P.S. Is it true that the new HID bulbs will be a little dimmer? If so, not so good for us CPFer.


----------



## XeRay (Mar 22, 2006)

Jazz said:


> Good Info!!!
> Thanks,
> James
> 
> P.S. Is it true that the new HID bulbs will be a little dimmer? If so, not so good for us CPFer.


 
I believe the Hg free D3S or D4S have about the same lumens output as the current D1S and D2S bulbs. The reason for removing the Hg is purely environmental even though the mercury is a very small percentage of the "fill" mix. 

There are no performance gains using D3S or D4S and they will be more expensive as will the ballasts. Your ballast (photo) is NOT designed for either of them.


----------



## pelks (Mar 22, 2006)

I have always wanted to see what was inside one of these ballasts.
Thanks Jazz, saves me plulling apart mine  

Have just tested my HID Spotlight.

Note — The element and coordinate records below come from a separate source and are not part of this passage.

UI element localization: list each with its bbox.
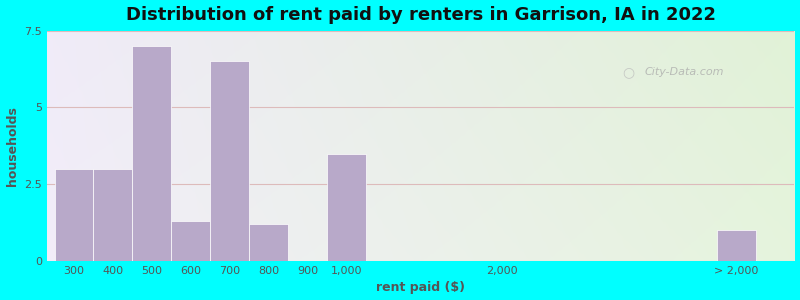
Bar [54,169,94,261]
Bar [717,230,755,261]
Bar [210,61,250,261]
Text: City-Data.com: City-Data.com [645,67,725,77]
Bar [132,46,171,261]
Bar [171,221,210,261]
Bar [94,169,132,261]
Bar [327,154,366,261]
Bar [250,224,288,261]
Text: ○: ○ [622,65,634,79]
X-axis label: rent paid ($): rent paid ($) [376,281,465,294]
Title: Distribution of rent paid by renters in Garrison, IA in 2022: Distribution of rent paid by renters in … [126,6,715,24]
Y-axis label: households: households [6,106,18,186]
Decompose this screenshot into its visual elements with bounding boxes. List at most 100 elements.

I've still got spots in my eyes.
Compared to the original 100w Halogen, there's no comparison.
I will be posting pics in the next few weeks.

In my situation with a hand-held spotlight, a seperate ignitor is not suitable because of the size constraits.
Excellent info though.


----------



## Sway (Mar 22, 2006)

pekls!!!!!!! 

Welcome to the HID Blitz Club, it just brings tears to my eyes too hear another one is up and running,* Good Show Mate * :twothumbs  

Now about those beam shots :naughty:

Later
Kelly


----------



## Jazz (Mar 22, 2006)

This is a 15 second exposure with the lens wide open at f2.8.





10MCP Thor modded with a 35W aftermarket HID. Heavily overexposed, but look impressive.


----------



## Jazz (Mar 22, 2006)

Here's another shot.


----------



## XeRay (Mar 22, 2006)

Jazz said:


> Here's another shot.


 
Looks like Donner Lake.

Dan


----------



## Jazz (Mar 23, 2006)

XeRay said:


> Looks like Donner Lake.
> 
> Dan


Close, it's Echo Lake.


----------



## LightForce (Mar 23, 2006)

Wow what a pics!!
I have exactly the same ballast/burber combo as you, Jazz.
Haven't tried it outdoors yet...
So scared of it what I'll see today's evening!:lolsign:
I'll post some beamshots in a few days, too.

Does opereting in non-horizontal directions really hurts the bulb?
I also discovered, that the best result is when the bulb operates in such a position, that the return wire is under the bulb.

|
|----------\_
|----------/ |
|=========

looks something like that...


----------